I had 234 visitors yesterday, 174 of whom were because of my Addickshun to Charlton Athletic and a link to my end of season posting on May 16th from Forever Charlton. Perhaps of more relevance is that Jakartass has been bookmarked by 102 computer users here in Indonesia.

So, back to my learning curve. A key area for me to get to grips with is the technicalities of posting. What is an Atom feed? Why can?t Blogger put in apostrophes automatically instead of inserting question marks? Is it really necessary to redo all the punctuation? I've got loads more questions which I hope the Blogfather blog can help me with.

I've added a poll to the right, mainly to see if I can. I've also been worried by the amount of spam which I already get so I hope Spam Poison is the answer.

As for the blog itself, it seems that it's breeding a lifestyle. First, as echoed by many bloggers, it's necessary to have a routine. Secondly, there should be a theme. Finally, I feel that it's important to have a consistent voice. Some bloggers are quite literary in their aspirations. I particularly enjoy the vignettes from London Mark.

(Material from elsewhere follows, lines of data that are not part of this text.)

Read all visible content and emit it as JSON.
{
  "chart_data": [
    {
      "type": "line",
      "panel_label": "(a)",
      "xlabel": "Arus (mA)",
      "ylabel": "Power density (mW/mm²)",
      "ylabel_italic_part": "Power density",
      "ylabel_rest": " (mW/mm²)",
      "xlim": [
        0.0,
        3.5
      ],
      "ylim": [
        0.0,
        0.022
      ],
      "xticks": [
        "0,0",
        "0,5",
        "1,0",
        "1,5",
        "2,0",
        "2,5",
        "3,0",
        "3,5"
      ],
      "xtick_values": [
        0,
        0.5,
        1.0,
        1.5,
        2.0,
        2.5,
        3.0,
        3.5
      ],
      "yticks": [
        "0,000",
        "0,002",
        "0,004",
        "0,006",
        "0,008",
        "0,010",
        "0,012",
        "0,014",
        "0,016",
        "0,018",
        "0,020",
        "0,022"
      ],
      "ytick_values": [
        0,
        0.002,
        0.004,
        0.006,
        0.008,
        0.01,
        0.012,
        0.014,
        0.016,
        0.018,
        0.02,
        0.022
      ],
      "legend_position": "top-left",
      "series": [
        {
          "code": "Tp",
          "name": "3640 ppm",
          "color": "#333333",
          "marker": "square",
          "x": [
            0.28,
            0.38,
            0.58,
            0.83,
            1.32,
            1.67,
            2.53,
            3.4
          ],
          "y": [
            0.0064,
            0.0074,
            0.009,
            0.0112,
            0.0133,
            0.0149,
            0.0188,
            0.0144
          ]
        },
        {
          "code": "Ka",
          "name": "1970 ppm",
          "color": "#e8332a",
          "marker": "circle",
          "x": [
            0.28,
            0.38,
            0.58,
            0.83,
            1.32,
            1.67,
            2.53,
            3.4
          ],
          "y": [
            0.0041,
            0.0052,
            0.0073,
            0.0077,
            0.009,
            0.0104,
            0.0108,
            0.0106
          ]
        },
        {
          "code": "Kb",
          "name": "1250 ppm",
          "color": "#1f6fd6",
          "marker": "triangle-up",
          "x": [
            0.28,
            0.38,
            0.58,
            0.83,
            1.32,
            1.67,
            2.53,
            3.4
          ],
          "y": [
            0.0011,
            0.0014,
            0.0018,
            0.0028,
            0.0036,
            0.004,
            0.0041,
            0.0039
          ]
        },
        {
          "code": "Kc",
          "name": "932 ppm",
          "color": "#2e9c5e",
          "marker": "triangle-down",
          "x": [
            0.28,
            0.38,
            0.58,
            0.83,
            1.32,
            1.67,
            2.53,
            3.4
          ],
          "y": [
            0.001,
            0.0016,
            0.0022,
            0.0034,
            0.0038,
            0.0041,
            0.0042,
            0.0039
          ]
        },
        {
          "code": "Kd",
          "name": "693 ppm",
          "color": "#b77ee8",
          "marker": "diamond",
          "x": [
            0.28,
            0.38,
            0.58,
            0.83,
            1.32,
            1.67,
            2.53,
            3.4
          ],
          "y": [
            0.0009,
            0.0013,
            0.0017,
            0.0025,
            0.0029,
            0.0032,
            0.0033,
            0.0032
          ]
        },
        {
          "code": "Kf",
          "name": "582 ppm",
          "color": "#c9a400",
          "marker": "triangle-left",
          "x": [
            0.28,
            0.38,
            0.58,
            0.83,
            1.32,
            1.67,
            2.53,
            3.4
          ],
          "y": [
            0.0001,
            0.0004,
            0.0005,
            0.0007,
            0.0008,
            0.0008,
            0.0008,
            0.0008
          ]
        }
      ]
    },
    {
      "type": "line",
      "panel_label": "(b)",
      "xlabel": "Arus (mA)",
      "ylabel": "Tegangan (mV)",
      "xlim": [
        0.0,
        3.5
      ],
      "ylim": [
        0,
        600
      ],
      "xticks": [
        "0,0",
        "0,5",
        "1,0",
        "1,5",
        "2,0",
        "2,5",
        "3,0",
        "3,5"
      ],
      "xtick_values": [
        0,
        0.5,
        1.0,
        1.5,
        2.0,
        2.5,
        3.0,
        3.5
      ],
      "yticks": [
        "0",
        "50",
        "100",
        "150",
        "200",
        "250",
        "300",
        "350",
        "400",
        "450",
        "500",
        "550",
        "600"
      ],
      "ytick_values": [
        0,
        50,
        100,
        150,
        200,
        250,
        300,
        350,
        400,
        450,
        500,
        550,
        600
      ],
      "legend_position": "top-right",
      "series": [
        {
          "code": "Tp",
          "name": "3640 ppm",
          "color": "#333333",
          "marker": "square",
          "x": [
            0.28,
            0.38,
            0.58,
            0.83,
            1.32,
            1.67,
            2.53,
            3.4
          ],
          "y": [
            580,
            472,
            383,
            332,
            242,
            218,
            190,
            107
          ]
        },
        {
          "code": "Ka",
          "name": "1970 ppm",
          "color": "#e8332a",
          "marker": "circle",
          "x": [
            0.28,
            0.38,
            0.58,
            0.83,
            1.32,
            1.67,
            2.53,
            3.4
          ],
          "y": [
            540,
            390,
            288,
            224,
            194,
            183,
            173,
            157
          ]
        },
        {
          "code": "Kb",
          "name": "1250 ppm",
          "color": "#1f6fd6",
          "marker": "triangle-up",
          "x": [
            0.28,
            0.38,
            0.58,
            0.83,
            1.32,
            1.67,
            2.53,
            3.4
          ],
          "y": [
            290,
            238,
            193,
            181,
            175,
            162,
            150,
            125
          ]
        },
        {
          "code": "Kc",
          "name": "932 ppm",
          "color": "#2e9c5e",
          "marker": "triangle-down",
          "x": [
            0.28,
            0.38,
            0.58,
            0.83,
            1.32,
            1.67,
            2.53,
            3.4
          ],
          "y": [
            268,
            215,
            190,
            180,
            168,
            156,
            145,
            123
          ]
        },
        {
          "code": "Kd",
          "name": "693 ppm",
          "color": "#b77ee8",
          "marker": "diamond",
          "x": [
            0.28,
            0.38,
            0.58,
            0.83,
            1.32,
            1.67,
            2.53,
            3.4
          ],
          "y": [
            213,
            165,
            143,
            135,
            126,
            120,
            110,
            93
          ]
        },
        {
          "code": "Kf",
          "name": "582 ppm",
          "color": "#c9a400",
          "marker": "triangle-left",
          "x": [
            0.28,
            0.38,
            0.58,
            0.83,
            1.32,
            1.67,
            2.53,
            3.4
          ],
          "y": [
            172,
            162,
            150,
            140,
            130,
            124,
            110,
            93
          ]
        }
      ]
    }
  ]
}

I'm not the only expatriate blogger, blogging from abroad in their mother tongue - or father tongue or parents' tongue or whatever. The majority of us try to give a global perspective to local concerns
Whereas some use their blogs to give personal home truths, often quite humorously as in My Boyfriend Is a Twat, these can be too parochial for the 'general public'. I picked my nose today and fed the cat.

A nice balance is achieved with Casino Avenue. Congratulations to Inspector Sands on reaching 40,000 visits. Long may you blog.